Under the new Stericycle standard, general counsel must show that a work “rule has a reasonable tendency to chill employees from exercising their Section 7 rights.”  Stericycle at 2.  When considering the challenged work rule, the NLRB will not take into account the employer’s intent in using the rule, rather the NLRB will examine the rules “from the perspective of an employee who is subject to the rule and economically dependent on the employer.”  Stericycle Inc. at 2.  A work rule will be deemed presumptively unlawful “if an employee could reasonably interpret the rule to have a coercive meaning . . . even if a contrary, noncoercive interpretation of the rule is also reasonable.”  Stericycle at 2 (emphasis added).  Stericycle is a significant change from considering whether a reasonable employee would interpret the rule to chill their Section 7 rights to whether an economically dependent employee could interpret the rule as such.  Stericycle makes clear that “an employer can rebut the presumption that a rule is unlawful by proving that it advances legitimate and substantial business interests that cannot be achieved by a more narrowly tailored rule.”  Stericycle at 2. 
 
The Stericycle standard will require further litigation to clarify which work rules the NLRB may take issue with.  However, employers can no longer rely on categories of presumptively valid rules or their intent behind maintaining particular work rules.
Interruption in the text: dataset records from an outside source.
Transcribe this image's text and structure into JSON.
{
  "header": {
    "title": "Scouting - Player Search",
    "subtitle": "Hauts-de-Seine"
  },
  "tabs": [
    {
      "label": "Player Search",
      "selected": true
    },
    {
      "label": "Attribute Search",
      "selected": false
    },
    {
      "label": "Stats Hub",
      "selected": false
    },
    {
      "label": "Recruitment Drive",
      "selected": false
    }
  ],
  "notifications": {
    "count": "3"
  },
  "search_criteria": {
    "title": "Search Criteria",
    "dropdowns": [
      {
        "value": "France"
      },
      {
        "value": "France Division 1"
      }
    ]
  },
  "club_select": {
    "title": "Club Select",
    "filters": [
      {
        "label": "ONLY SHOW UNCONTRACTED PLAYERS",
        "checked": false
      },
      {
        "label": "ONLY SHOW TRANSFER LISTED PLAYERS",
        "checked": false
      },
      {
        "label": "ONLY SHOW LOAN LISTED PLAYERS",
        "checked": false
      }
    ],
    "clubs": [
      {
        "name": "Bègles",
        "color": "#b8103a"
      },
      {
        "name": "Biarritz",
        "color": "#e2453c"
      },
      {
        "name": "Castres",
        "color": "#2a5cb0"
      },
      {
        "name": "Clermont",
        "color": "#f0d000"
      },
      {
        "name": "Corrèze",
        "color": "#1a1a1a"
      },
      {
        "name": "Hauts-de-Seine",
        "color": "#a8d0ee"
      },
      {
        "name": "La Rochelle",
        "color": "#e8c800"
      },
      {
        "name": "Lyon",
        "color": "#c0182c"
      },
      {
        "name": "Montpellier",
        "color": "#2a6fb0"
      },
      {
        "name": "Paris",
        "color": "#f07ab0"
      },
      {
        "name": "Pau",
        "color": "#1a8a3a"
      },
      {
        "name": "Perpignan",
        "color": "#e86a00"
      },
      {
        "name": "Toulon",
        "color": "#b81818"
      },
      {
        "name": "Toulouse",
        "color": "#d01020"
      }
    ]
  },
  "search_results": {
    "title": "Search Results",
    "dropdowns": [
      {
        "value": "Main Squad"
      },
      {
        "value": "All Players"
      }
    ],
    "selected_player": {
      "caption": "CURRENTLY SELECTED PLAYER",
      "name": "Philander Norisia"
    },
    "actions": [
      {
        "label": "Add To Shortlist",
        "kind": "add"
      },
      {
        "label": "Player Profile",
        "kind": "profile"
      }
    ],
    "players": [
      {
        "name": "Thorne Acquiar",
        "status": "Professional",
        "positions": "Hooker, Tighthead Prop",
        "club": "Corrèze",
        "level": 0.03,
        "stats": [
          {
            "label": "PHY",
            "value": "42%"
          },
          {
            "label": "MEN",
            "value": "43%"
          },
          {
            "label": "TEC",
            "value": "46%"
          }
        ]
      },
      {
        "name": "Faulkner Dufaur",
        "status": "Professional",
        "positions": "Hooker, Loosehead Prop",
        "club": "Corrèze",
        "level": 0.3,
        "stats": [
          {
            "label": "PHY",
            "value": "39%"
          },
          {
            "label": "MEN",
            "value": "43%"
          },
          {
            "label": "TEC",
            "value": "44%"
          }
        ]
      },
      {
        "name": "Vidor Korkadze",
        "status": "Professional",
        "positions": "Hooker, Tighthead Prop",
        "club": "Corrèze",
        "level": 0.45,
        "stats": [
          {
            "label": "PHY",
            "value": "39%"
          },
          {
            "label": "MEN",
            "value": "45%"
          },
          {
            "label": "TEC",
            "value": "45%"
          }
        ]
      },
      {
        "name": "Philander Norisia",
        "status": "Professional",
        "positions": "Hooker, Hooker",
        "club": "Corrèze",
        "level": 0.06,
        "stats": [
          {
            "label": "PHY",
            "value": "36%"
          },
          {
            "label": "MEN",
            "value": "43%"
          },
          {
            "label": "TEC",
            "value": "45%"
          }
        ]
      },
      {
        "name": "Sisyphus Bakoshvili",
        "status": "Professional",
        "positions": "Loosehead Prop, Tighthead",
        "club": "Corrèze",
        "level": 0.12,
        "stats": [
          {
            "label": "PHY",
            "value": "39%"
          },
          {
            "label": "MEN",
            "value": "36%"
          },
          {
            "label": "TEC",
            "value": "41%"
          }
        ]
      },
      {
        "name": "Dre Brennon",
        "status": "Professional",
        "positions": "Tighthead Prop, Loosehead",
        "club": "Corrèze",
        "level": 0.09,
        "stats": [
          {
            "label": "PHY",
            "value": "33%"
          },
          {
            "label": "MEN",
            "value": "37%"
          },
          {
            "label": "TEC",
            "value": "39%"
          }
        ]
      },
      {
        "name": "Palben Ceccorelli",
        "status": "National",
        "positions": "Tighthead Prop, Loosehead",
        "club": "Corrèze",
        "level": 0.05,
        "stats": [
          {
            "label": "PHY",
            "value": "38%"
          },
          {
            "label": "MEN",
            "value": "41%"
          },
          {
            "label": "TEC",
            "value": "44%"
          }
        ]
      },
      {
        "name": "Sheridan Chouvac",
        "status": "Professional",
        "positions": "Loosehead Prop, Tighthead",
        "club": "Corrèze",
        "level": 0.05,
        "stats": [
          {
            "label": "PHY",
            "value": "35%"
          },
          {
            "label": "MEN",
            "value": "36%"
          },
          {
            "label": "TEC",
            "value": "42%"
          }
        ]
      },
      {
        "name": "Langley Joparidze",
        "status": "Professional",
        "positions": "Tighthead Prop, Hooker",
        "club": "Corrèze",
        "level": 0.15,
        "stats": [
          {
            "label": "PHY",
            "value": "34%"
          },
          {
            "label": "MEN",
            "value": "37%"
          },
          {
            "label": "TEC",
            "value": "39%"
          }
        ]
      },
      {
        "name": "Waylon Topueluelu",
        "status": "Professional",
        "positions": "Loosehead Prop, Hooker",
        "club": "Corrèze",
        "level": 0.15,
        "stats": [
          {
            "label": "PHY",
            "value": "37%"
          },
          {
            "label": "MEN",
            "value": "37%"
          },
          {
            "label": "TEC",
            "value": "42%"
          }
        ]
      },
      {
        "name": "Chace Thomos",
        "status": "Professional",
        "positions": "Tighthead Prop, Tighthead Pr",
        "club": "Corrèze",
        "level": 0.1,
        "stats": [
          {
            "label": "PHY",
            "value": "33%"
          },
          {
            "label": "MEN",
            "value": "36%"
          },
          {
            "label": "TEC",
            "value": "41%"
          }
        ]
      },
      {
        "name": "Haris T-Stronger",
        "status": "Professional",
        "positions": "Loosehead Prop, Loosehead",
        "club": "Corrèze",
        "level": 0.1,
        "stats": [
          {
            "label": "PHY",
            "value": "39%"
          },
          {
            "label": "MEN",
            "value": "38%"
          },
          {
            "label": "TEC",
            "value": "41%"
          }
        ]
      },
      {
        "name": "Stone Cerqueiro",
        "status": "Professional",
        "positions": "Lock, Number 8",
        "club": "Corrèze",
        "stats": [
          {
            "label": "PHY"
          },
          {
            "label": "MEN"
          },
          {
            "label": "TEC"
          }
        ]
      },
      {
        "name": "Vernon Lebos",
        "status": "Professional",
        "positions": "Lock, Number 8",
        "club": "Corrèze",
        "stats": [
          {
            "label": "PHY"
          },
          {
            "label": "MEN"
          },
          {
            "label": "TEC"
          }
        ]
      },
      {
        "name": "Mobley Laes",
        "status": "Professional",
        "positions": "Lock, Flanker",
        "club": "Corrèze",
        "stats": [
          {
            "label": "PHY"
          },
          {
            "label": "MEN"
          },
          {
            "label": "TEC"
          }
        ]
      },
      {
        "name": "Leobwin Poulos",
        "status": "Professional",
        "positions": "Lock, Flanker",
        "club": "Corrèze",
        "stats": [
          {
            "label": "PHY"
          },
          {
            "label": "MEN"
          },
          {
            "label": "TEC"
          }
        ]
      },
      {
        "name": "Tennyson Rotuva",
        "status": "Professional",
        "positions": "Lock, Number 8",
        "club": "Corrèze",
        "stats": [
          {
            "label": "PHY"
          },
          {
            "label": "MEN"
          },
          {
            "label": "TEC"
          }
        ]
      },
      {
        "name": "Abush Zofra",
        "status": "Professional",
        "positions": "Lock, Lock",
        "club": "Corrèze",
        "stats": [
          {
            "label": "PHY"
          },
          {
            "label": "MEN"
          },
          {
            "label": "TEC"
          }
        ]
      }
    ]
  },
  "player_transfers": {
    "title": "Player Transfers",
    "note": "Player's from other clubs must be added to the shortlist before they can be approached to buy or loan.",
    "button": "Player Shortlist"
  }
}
Therefore, during this time, employers should review all work rules and policies to determine whether any employee could interpret the rule to infringe on their Section 7 rights.  Further, employers must consider whether there is a legitimate business reason to maintain each of their work rules, and if so, are the rules narrowly tailored to satisfy the Stericycle review.  As the new Stericycle standard applies retroactively, this review applies to existing rules and new workplace rules.  Thus, employers should review their current work rules to comply with the new standard and determine if changes should be made.